It is a known fact that when someone opts to go self-employed, a number of opportunities that many take for granted are closed off. Amongst a number of loans, allows and advances that are made unavailable, the largest and most significant example of this is applying for a mortgage. Now as anyone (employed or not) will know, applying for and being granted a mortgage is a painstaking and considerably meticulous process, where finances are laid bare, and of course salary is king. For anyone working as a contractor, this key factor in applying for a mortgage differs from the average employee, unfortunately making the availability of a mortgage rather slim.
This may come as a surprise, but actually a large number of contractors earn more day by day compared to a permanent equivalent, often making their financial situation stronger. Unluckily for contractors however, when it comes to achieving a mortgage, the fact that they may earn more money than an employee is overlooked, and because of a ‘lack of stability’, will often count for nothing.
The truth is that many contractors face numerous problems when applying for a mortgage, the reason for this being that the majority of high street lenders are geared towards lending to PAYE employees as opposed to limited company businesses. It is a shame that in the modern world many respected service providers do not cater to a wider audience, but it is the case that most financiers simply don’t understand how contractors work, therefore do not accommodate to their needs.
As a result of the lack of help within the housing market, contractors must seek the support of specialist self-employed mortgage lenders allowing them to exercise their right to buy. Despite this, in light of George Osborne’s ‘Help to buy’ scheme, whereby first time buyers are eligible to equity loans on new-build homes up to as much a £600,000, contractors are wanting more from the Government.
Commenting on blogs and forums, many professionals who offer their services via limited companies are vexed at the lack of options given by the ‘powers that be’. Their argument stems from the growing amount of opportunities laid out for ‘first time buyers’ or ‘younger homeowners’, when the small businessman is being left out. As professionals providing a valuable service to Britain’s workforce, contractors are saying that the fact that the housing market is out of reach is unfair.
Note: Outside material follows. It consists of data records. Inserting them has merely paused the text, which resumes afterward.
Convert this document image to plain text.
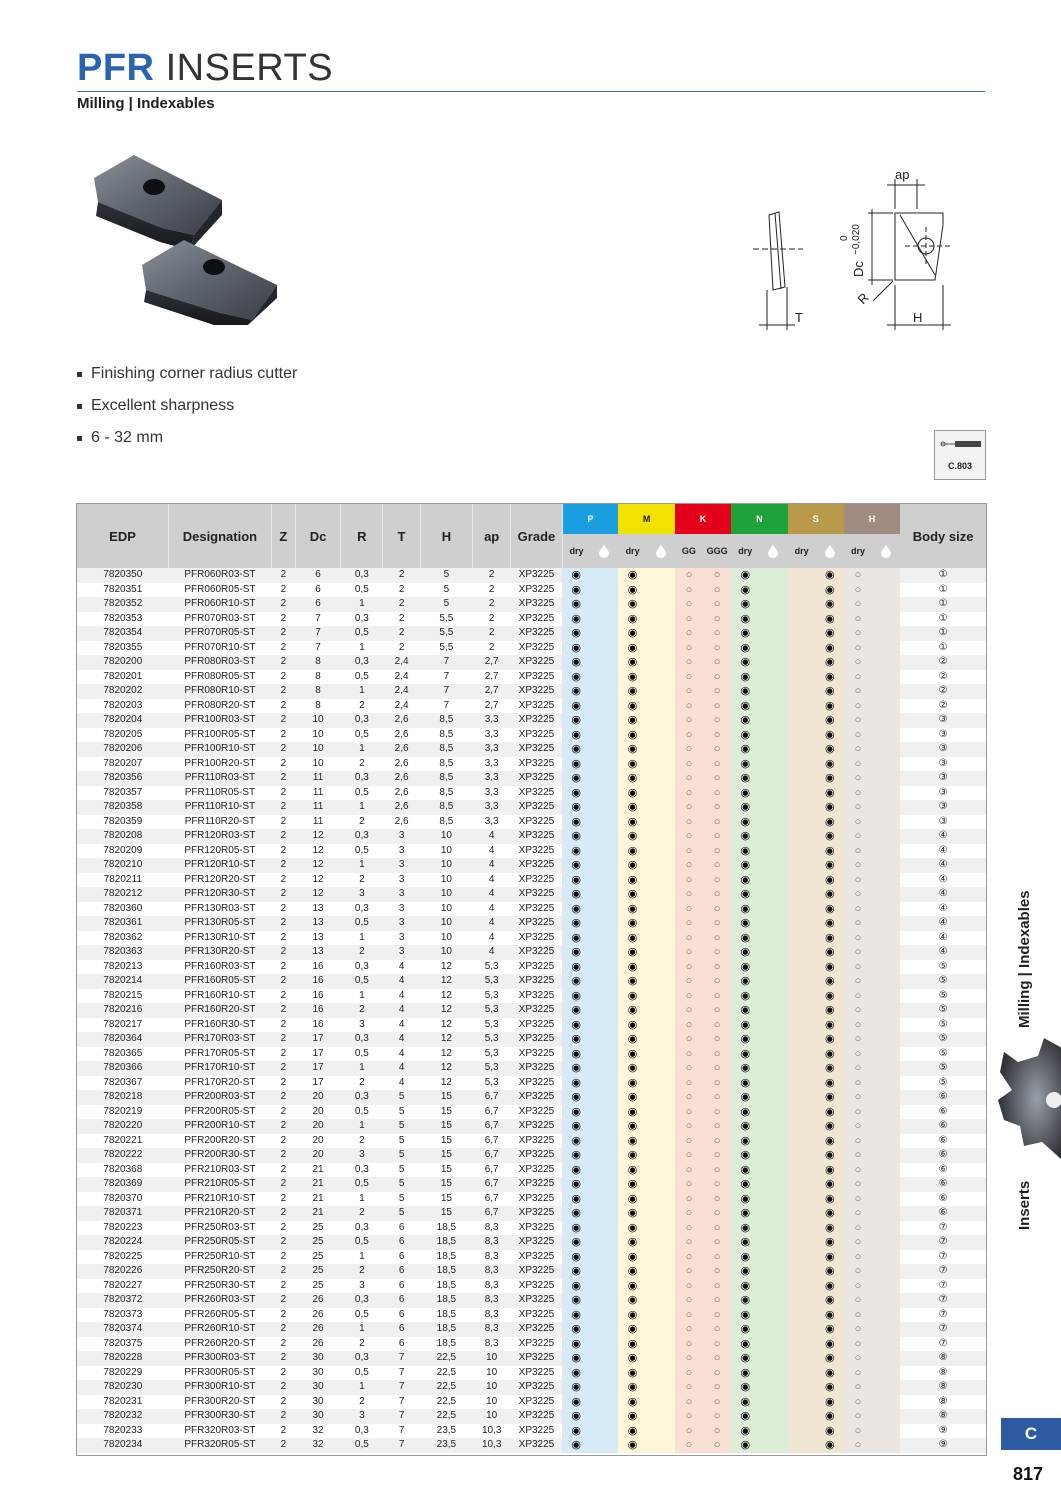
PFR INSERTS
Milling | Indexables
ap
Dc
0 −0,020
R
T	H
Finishing corner radius cutter
Excellent sharpness
6 - 32 mm
C.803
EDP	Designation	Z	Dc	R	T	H	ap	Grade	P		M		K		N		S		H		Body size
									dry		dry		GG	GGG	dry		dry		dry	
7820350	PFR060R03-ST	2	6	0,3	2	5	2	XP3225	◉		◉		○	○	◉			◉	○		①
7820351	PFR060R05-ST	2	6	0,5	2	5	2	XP3225	◉		◉		○	○	◉			◉	○		①
7820352	PFR060R10-ST	2	6	1	2	5	2	XP3225	◉		◉		○	○	◉			◉	○		①
7820353	PFR070R03-ST	2	7	0,3	2	5,5	2	XP3225	◉		◉		○	○	◉			◉	○		①
7820354	PFR070R05-ST	2	7	0,5	2	5,5	2	XP3225	◉		◉		○	○	◉			◉	○		①
7820355	PFR070R10-ST	2	7	1	2	5,5	2	XP3225	◉		◉		○	○	◉			◉	○		①
7820200	PFR080R03-ST	2	8	0,3	2,4	7	2,7	XP3225	◉		◉		○	○	◉			◉	○		②
7820201	PFR080R05-ST	2	8	0,5	2,4	7	2,7	XP3225	◉		◉		○	○	◉			◉	○		②
7820202	PFR080R10-ST	2	8	1	2,4	7	2,7	XP3225	◉		◉		○	○	◉			◉	○		②
7820203	PFR080R20-ST	2	8	2	2,4	7	2,7	XP3225	◉		◉		○	○	◉			◉	○		②
7820204	PFR100R03-ST	2	10	0,3	2,6	8,5	3,3	XP3225	◉		◉		○	○	◉			◉	○		③
7820205	PFR100R05-ST	2	10	0,5	2,6	8,5	3,3	XP3225	◉		◉		○	○	◉			◉	○		③
7820206	PFR100R10-ST	2	10	1	2,6	8,5	3,3	XP3225	◉		◉		○	○	◉			◉	○		③
7820207	PFR100R20-ST	2	10	2	2,6	8,5	3,3	XP3225	◉		◉		○	○	◉			◉	○		③
7820356	PFR110R03-ST	2	11	0,3	2,6	8,5	3,3	XP3225	◉		◉		○	○	◉			◉	○		③
7820357	PFR110R05-ST	2	11	0,5	2,6	8,5	3,3	XP3225	◉		◉		○	○	◉			◉	○		③
7820358	PFR110R10-ST	2	11	1	2,6	8,5	3,3	XP3225	◉		◉		○	○	◉			◉	○		③
7820359	PFR110R20-ST	2	11	2	2,6	8,5	3,3	XP3225	◉		◉		○	○	◉			◉	○		③
7820208	PFR120R03-ST	2	12	0,3	3	10	4	XP3225	◉		◉		○	○	◉			◉	○		④
7820209	PFR120R05-ST	2	12	0,5	3	10	4	XP3225	◉		◉		○	○	◉			◉	○		④
7820210	PFR120R10-ST	2	12	1	3	10	4	XP3225	◉		◉		○	○	◉			◉	○		④
7820211	PFR120R20-ST	2	12	2	3	10	4	XP3225	◉		◉		○	○	◉			◉	○		④
7820212	PFR120R30-ST	2	12	3	3	10	4	XP3225	◉		◉		○	○	◉			◉	○		④
7820360	PFR130R03-ST	2	13	0,3	3	10	4	XP3225	◉		◉		○	○	◉			◉	○		④
7820361	PFR130R05-ST	2	13	0,5	3	10	4	XP3225	◉		◉		○	○	◉			◉	○		④
7820362	PFR130R10-ST	2	13	1	3	10	4	XP3225	◉		◉		○	○	◉			◉	○		④
7820363	PFR130R20-ST	2	13	2	3	10	4	XP3225	◉		◉		○	○	◉			◉	○		④
7820213	PFR160R03-ST	2	16	0,3	4	12	5,3	XP3225	◉		◉		○	○	◉			◉	○		⑤
7820214	PFR160R05-ST	2	16	0,5	4	12	5,3	XP3225	◉		◉		○	○	◉			◉	○		⑤
7820215	PFR160R10-ST	2	16	1	4	12	5,3	XP3225	◉		◉		○	○	◉			◉	○		⑤
7820216	PFR160R20-ST	2	16	2	4	12	5,3	XP3225	◉		◉		○	○	◉			◉	○		⑤
7820217	PFR160R30-ST	2	16	3	4	12	5,3	XP3225	◉		◉		○	○	◉			◉	○		⑤
7820364	PFR170R03-ST	2	17	0,3	4	12	5,3	XP3225	◉		◉		○	○	◉			◉	○		⑤
7820365	PFR170R05-ST	2	17	0,5	4	12	5,3	XP3225	◉		◉		○	○	◉			◉	○		⑤
7820366	PFR170R10-ST	2	17	1	4	12	5,3	XP3225	◉		◉		○	○	◉			◉	○		⑤
7820367	PFR170R20-ST	2	17	2	4	12	5,3	XP3225	◉		◉		○	○	◉			◉	○		⑤
7820218	PFR200R03-ST	2	20	0,3	5	15	6,7	XP3225	◉		◉		○	○	◉			◉	○		⑥
7820219	PFR200R05-ST	2	20	0,5	5	15	6,7	XP3225	◉		◉		○	○	◉			◉	○		⑥
7820220	PFR200R10-ST	2	20	1	5	15	6,7	XP3225	◉		◉		○	○	◉			◉	○		⑥
7820221	PFR200R20-ST	2	20	2	5	15	6,7	XP3225	◉		◉		○	○	◉			◉	○		⑥
7820222	PFR200R30-ST	2	20	3	5	15	6,7	XP3225	◉		◉		○	○	◉			◉	○		⑥
7820368	PFR210R03-ST	2	21	0,3	5	15	6,7	XP3225	◉		◉		○	○	◉			◉	○		⑥
7820369	PFR210R05-ST	2	21	0,5	5	15	6,7	XP3225	◉		◉		○	○	◉			◉	○		⑥
7820370	PFR210R10-ST	2	21	1	5	15	6,7	XP3225	◉		◉		○	○	◉			◉	○		⑥
7820371	PFR210R20-ST	2	21	2	5	15	6,7	XP3225	◉		◉		○	○	◉			◉	○		⑥
7820223	PFR250R03-ST	2	25	0,3	6	18,5	8,3	XP3225	◉		◉		○	○	◉			◉	○		⑦
7820224	PFR250R05-ST	2	25	0,5	6	18,5	8,3	XP3225	◉		◉		○	○	◉			◉	○		⑦
7820225	PFR250R10-ST	2	25	1	6	18,5	8,3	XP3225	◉		◉		○	○	◉			◉	○		⑦
7820226	PFR250R20-ST	2	25	2	6	18,5	8,3	XP3225	◉		◉		○	○	◉			◉	○		⑦
7820227	PFR250R30-ST	2	25	3	6	18,5	8,3	XP3225	◉		◉		○	○	◉			◉	○		⑦
7820372	PFR260R03-ST	2	26	0,3	6	18,5	8,3	XP3225	◉		◉		○	○	◉			◉	○		⑦
7820373	PFR260R05-ST	2	26	0,5	6	18,5	8,3	XP3225	◉		◉		○	○	◉			◉	○		⑦
7820374	PFR260R10-ST	2	26	1	6	18,5	8,3	XP3225	◉		◉		○	○	◉			◉	○		⑦
7820375	PFR260R20-ST	2	26	2	6	18,5	8,3	XP3225	◉		◉		○	○	◉			◉	○		⑦
7820228	PFR300R03-ST	2	30	0,3	7	22,5	10	XP3225	◉		◉		○	○	◉			◉	○		⑧
7820229	PFR300R05-ST	2	30	0,5	7	22,5	10	XP3225	◉		◉		○	○	◉			◉	○		⑧
7820230	PFR300R10-ST	2	30	1	7	22,5	10	XP3225	◉		◉		○	○	◉			◉	○		⑧
7820231	PFR300R20-ST	2	30	2	7	22,5	10	XP3225	◉		◉		○	○	◉			◉	○		⑧
7820232	PFR300R30-ST	2	30	3	7	22,5	10	XP3225	◉		◉		○	○	◉			◉	○		⑧
7820233	PFR320R03-ST	2	32	0,3	7	23,5	10,3	XP3225	◉		◉		○	○	◉			◉	○		⑨
7820234	PFR320R05-ST	2	32	0,5	7	23,5	10,3	XP3225	◉		◉		○	○	◉			◉	○		⑨
Milling | Indexables
Inserts
C
817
Whatever your viewpoint however, the number of individuals opting into contracting and temporary employment is growing each year, and with an influx of limited company professionals entering the market, surely mortgages should rise to meet the demand. As for the Government’s stance on this, for now they seem quite adamant on the current mortgage laws, the Chancellor being firm on his position concerning temporary workers. For the future of contractor mortgages, with the recent lid lifted by high-street bank Halifax, limited company professionals can only hope that this trend continues throughout the market.